RAHMÂN, RAHÎM ALLAH ADINA
58:1 ALLAH, kocası hakkında sana başvuran ve Allah'a şikayette bulunan kadının
sözlerini işitmiştir. Ve Allah ikinizin söylediklerini de mutlaka işitir:
Şüphesiz Allah her şeyi işiten, her şeyi görendir.
58:2 (Bundan sonra) içinizden "Sen artık bana annem kadar haramsın!" diyerek
hanımlarından ayrılanlara gelince, (unutmasınlar ki) (eşleri) hiçbir zaman
anneleri (gibi) olamaz: kendilerini doğuran kadından başkası anneleri olamaz: o
halde, akla sığmayan bir sözdür söyledikleri, (bu nedenle de) asılsız ve
düzmecedir. Ama Allah, gerçekten günahları affedicidir, çok bağışlayıcıdır:
58:3 o halde, "Sen bana annem kadar haramsın!" diyerek hanımlarından ayrılanlara
ve sonra söylediklerinden geri dönenlere gelince, (onların keffâreti) eşlerin
tekrar birbirlerine dokunmalarından önce bir köleyi özgürlüğüne kavuşturmak
olacaktır: size (burada) tavsiye edilen budur; çünkü Allah yaptığınız her şeyden
tamamiyle haberdardır.
58:4 Ancak buna imkanı olmayan, (bunun yerine,) birbirlerine yeniden dokunmadan
önce peşpeşe iki ay oruç tutacak; ve buna gücü yetmeyen altmış yoksulu
doyuracak: bu, Allah'a ve Elçisi'ne inancınızı isbat etmeniz için (gerekli)dir.

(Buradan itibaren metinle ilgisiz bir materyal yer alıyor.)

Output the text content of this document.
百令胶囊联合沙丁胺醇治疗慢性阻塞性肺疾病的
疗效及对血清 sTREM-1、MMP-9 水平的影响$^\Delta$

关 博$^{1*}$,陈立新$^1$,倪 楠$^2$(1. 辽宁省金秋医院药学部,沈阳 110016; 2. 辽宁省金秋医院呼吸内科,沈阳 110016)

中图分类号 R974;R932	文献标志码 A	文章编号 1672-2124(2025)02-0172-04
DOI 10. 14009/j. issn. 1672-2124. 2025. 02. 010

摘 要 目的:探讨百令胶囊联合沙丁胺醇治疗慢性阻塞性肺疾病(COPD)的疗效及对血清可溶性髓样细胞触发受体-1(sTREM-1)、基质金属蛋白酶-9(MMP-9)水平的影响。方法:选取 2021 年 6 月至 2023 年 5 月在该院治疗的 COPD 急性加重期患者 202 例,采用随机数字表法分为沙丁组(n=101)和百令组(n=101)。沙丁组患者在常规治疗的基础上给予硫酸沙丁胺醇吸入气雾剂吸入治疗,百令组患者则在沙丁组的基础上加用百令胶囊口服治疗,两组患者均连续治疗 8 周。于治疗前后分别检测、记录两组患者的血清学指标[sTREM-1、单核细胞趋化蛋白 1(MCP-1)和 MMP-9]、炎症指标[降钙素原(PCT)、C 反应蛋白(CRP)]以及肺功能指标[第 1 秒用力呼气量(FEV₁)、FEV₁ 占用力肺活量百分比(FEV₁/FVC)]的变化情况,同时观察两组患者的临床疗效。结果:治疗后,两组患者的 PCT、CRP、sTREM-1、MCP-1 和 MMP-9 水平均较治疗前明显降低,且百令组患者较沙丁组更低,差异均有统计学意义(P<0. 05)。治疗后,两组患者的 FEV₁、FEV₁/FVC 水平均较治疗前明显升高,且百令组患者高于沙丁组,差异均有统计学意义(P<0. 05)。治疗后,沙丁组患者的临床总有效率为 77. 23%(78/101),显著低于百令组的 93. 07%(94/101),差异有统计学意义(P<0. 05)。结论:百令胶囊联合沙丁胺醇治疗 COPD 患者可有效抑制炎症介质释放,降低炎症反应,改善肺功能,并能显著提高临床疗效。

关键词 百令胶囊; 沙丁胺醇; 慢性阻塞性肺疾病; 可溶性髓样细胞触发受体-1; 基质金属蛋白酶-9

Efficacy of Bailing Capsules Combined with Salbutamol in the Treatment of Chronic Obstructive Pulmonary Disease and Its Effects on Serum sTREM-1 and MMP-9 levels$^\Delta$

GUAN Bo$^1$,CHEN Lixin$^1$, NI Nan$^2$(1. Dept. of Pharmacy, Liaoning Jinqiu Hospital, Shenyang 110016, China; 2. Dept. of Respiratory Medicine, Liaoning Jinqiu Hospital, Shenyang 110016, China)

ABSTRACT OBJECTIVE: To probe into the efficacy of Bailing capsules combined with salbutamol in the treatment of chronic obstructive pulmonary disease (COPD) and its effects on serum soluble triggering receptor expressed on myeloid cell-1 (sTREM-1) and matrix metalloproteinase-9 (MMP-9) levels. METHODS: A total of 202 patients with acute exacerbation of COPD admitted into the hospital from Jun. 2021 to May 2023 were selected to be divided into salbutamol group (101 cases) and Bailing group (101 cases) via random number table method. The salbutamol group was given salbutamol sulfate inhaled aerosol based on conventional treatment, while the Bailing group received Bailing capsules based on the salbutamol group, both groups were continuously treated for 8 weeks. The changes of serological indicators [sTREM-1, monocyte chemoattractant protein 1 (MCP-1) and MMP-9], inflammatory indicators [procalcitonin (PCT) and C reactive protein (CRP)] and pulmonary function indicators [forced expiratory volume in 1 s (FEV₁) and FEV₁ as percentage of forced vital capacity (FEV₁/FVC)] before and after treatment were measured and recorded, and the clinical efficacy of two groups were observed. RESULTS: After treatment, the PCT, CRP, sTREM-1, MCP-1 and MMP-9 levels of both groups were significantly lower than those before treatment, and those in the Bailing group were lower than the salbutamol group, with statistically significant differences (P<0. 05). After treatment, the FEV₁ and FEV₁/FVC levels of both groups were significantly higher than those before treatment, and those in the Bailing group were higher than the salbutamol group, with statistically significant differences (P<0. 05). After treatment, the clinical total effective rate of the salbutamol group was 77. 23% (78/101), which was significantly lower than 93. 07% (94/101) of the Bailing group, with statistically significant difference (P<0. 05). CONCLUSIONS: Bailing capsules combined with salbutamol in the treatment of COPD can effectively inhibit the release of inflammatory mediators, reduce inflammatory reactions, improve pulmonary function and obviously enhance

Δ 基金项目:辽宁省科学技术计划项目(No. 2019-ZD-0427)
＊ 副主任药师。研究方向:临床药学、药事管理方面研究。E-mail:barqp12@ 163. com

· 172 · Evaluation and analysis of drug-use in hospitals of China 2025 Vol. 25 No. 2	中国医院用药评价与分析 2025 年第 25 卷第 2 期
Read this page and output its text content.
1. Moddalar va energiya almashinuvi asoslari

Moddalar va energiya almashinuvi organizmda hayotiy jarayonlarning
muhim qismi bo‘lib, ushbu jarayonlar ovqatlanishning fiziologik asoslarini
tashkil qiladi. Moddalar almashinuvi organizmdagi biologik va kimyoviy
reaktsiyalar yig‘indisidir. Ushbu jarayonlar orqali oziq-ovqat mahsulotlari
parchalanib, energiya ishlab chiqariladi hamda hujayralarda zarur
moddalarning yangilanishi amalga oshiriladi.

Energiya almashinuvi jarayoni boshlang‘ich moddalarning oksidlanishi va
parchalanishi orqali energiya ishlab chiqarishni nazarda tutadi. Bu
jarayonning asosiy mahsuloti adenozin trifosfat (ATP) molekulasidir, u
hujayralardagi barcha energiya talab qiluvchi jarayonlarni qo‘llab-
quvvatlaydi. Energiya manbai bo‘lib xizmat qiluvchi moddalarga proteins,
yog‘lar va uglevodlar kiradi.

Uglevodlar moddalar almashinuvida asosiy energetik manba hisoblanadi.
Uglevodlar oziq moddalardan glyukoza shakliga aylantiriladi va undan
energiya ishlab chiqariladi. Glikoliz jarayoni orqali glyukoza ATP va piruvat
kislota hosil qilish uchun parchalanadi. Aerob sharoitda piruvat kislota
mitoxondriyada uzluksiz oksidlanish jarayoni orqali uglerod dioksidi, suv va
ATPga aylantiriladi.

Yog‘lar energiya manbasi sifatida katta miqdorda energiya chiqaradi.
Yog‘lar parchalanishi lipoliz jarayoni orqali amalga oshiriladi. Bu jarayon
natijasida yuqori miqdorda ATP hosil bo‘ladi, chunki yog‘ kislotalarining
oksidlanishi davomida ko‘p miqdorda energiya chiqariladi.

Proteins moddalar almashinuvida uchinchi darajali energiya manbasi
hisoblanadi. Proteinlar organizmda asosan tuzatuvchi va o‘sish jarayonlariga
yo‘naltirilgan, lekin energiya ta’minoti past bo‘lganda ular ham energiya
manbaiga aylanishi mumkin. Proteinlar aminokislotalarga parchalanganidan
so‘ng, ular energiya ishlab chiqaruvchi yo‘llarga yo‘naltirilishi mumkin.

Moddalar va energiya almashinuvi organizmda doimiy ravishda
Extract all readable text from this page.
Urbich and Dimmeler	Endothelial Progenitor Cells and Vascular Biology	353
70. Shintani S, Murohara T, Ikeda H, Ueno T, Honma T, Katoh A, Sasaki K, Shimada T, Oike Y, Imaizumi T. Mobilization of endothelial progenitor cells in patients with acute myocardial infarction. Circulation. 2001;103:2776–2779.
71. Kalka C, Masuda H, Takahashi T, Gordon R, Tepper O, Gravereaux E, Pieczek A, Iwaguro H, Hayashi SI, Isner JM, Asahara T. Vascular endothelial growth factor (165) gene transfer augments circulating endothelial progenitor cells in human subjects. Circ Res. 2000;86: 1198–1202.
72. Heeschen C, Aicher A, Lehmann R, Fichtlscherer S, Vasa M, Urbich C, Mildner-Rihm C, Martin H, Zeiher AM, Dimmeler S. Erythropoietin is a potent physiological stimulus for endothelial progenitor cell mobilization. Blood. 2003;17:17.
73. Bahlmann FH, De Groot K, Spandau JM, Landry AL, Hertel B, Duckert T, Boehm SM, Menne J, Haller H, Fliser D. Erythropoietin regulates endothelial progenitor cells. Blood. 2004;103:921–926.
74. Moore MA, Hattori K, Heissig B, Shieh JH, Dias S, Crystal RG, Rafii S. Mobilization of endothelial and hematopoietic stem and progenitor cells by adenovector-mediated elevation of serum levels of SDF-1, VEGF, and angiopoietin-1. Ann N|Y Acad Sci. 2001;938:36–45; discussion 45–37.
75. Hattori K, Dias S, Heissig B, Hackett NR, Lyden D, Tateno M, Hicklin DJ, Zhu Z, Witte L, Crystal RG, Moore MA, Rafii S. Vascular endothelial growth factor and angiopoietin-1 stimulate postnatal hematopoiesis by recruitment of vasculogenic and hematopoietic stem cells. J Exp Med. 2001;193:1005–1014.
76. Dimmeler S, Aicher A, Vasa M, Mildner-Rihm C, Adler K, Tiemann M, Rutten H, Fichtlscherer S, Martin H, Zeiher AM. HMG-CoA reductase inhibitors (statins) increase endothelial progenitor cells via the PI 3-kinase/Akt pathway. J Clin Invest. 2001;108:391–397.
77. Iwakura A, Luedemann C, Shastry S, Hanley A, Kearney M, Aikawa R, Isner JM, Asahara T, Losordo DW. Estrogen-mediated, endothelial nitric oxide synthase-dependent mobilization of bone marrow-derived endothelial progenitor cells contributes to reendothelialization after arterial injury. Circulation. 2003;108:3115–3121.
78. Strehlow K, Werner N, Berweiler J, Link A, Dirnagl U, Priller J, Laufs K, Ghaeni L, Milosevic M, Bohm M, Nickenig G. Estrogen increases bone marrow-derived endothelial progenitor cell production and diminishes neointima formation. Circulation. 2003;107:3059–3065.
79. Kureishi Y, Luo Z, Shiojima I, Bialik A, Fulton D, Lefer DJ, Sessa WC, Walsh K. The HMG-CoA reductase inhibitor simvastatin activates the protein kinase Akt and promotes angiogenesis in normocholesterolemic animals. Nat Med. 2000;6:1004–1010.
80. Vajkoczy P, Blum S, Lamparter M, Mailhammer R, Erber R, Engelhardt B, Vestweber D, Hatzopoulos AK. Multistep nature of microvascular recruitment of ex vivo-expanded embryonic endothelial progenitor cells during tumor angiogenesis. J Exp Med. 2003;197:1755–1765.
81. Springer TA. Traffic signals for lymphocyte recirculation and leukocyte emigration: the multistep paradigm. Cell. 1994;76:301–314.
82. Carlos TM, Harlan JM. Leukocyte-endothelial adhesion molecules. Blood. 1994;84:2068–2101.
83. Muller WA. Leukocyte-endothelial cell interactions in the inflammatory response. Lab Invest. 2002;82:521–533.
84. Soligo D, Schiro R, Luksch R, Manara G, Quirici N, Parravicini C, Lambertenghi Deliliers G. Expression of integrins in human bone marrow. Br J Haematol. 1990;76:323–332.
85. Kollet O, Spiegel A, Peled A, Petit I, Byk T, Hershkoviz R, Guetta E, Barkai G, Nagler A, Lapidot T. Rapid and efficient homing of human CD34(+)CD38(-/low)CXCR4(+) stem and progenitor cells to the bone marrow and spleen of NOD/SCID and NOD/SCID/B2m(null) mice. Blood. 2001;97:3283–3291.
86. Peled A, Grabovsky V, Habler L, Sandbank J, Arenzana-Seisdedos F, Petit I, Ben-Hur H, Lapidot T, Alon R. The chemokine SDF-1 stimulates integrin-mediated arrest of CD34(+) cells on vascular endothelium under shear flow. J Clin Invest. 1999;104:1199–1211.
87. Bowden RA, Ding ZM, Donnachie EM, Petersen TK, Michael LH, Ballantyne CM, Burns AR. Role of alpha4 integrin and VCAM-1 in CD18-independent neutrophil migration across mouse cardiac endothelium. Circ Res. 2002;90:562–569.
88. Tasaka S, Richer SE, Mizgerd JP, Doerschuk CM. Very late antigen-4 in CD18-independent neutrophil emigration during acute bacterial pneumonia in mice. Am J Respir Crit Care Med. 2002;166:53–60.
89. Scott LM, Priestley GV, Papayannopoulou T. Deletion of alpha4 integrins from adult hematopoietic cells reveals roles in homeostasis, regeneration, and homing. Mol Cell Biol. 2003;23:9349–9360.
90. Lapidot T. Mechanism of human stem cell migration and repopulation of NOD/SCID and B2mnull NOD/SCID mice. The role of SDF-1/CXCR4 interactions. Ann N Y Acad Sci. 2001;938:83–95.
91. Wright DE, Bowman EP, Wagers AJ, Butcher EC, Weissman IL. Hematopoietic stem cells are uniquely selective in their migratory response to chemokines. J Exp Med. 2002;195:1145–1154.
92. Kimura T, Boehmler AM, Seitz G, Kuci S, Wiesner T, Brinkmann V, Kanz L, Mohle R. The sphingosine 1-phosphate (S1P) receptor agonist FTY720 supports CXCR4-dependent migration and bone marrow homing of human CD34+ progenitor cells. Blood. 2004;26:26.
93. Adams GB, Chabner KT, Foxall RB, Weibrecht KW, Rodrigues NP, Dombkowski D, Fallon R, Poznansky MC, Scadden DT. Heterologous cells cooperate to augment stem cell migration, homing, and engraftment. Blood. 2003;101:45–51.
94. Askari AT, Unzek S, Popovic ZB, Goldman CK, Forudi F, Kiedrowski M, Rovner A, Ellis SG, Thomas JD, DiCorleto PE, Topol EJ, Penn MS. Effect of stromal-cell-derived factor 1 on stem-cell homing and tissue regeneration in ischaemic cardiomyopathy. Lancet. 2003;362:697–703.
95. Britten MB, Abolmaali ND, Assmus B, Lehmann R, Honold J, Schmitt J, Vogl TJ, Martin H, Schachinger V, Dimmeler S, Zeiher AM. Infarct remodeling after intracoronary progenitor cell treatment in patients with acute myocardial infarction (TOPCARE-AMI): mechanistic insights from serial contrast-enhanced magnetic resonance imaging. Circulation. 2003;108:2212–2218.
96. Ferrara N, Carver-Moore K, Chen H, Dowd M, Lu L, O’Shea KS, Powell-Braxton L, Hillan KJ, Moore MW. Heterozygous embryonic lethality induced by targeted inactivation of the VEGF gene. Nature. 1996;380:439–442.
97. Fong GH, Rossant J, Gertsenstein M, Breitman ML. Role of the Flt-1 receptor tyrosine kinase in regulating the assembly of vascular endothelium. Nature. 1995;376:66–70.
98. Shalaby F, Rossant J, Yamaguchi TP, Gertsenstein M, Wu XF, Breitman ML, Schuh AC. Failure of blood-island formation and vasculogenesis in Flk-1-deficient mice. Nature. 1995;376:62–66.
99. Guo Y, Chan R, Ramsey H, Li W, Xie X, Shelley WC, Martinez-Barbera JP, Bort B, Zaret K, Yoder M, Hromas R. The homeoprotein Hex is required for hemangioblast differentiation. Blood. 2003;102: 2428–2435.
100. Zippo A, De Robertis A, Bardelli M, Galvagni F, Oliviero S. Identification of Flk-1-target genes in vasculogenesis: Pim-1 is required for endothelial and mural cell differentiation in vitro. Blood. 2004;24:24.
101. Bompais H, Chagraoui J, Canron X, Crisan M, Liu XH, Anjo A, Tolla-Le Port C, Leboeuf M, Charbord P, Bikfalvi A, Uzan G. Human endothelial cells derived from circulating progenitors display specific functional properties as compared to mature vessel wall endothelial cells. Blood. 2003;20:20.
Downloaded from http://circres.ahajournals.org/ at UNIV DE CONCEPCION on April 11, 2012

Bunlar Allah'ın koyduğu sınırlardır; ve hakikati inkar edenleri (öteki dünyada)
şiddetli bir azap beklemektedir.
58:5 Allah'a ve Elçisi'ne karşı gelenler, onlardan önce yaşamış olup da Biz
(kendilerine) açık mesajlar gönderdikten sonra aşağılanmış bulunan (zalim)ler
kadar aşağılanacaklardır. Ve (böylece,) hakikati inkar edenleri utanç verici bir
azap bekleyecektir,
58:6 Allah'ın onları dirilteceği ve (hayatta iken) yaptıkları her şeyi tam
olarak (kendilerine) anlatacağı Gün: onlar unutmuş olsalar bile Allah onu
(bütünüyle) hesaba katacaktır; çünkü Allah her şeye şahittir.
58:7 (EY İNSANOĞLU) göklerde ve yerde olan her şeyi Allah'ın bildiğinden haberin
yok mu? Aralarında gizli gizli konuşan her üç kişinin dördüncüsü mutlaka O'dur
ve her beş kişinin altıncısı; ister daha az isterse çok olsunlar ve nerede
bulunurlarsa bulunsunlar O'nsuz olamazlar. Ama sonunda, Kıyamet Günü, Allah,
yaptıklarını onlara gösterecektir: çünkü Allah her şeyi hakkıyla bilendir.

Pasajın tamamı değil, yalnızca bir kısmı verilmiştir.